Wanting a Child: Twenty-Two Writers on Their Difficult But Mostly Successful Quests for Parenthood i
Bialosky, J. & Schulman, H., eds.
Primary Category:
Literature /
Nonfiction
Genre: Anthology (Essays)
-
Annotated by:
- Wear, Delese
- Date of entry: Feb-05-2002
Summary
In this collection, twenty-two authors take up the subject of wanting a baby and what happens to one's self-image and marriage/relationship when difficulties arise. All the contributors are accomplished writers--e.g. Amy Hempel, Michael Bérubé, Tama Janowitz--who tell stories of the miracles, disapppointments and sometimes horrors of the various reproductive technologies; the experience of childlessness when one/a couple desperately wants one; the joys of "success" via technology or adoption; what happens when every method fails.
Publisher
Farrar, Straus & Giroux
Place Published
New York
Edition
1998
Editor
Jill Bialosky & Helen Schulman
Page Count
274
Commentary
This is a remarkable collection of first-rate writing.
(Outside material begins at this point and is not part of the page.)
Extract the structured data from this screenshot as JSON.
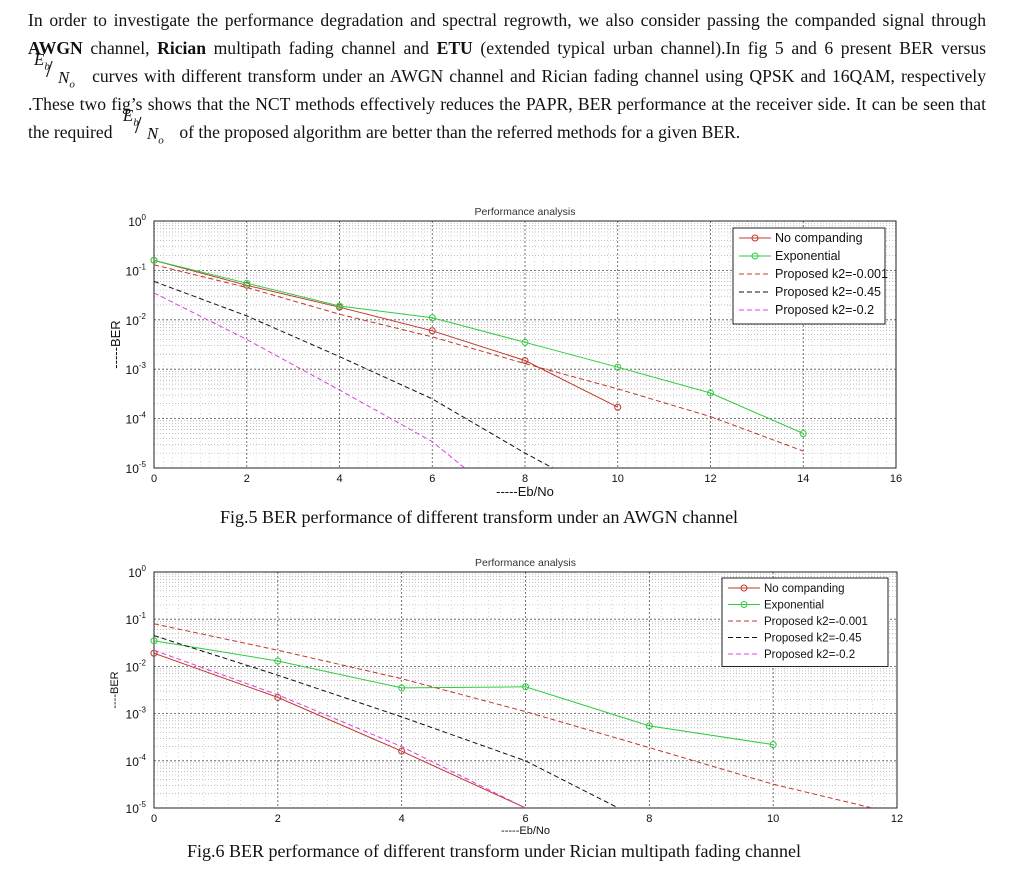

As a whole it informs readers that there is no one experience of infertility and when reproductive technologies are called forth the lived experiences for the woman and her husband/partner are complex even when the procedures are successful. A few of the chapters are especially notable.
For adoption, Barbara Jones's "Heedless Love" and Tama Janowitz's "Bringing Home Baby" are wonderfully written accounts that inform anyone who wonders about the depth of love between parent and child not connected by birth ("The irrevocable moment in becoming a parent is not the moment you conceive a child; it's the moment you conceive of her," Jones writes).
Helen Schulman's chapter, "The Habitual Aborter" addresses how "close two people can be and how far apart" when they're ravaged by the emotionally draining process of multiple miscarriage and still forge on in their desire to have a child. Sophie Cabot Black tells of a lesbian couple's attempts at artificial insemination in a chapter called "The Boys" (their name for the sperm).
Jill Bialosky's "Ex Utero" describes what it is like with "two babies in the ground, and the carrot is still dangling under our noses." "Missing Children," Bob Shacochis's account of repeated failures to carry a baby, is perhaps the most accomplished essay in the collection as he traces the complex emotional, financial, physical, spiritual, and relational issues involved in reproductive technologies, what he wryly calls the goddess Technologia who is "not now the protector but the enhancer--the madam, the pimp--here in the brothel of reproductive science, with its endless promises of redemption."
This is a remarkable book, but what is not included is problematic: What do poor, disenfranchised women do when they experience reproductive difficulties? Where/how do they find babies? Certainly not in the procedures that cost many of these couples their life's savings, and certainly not by flying to China.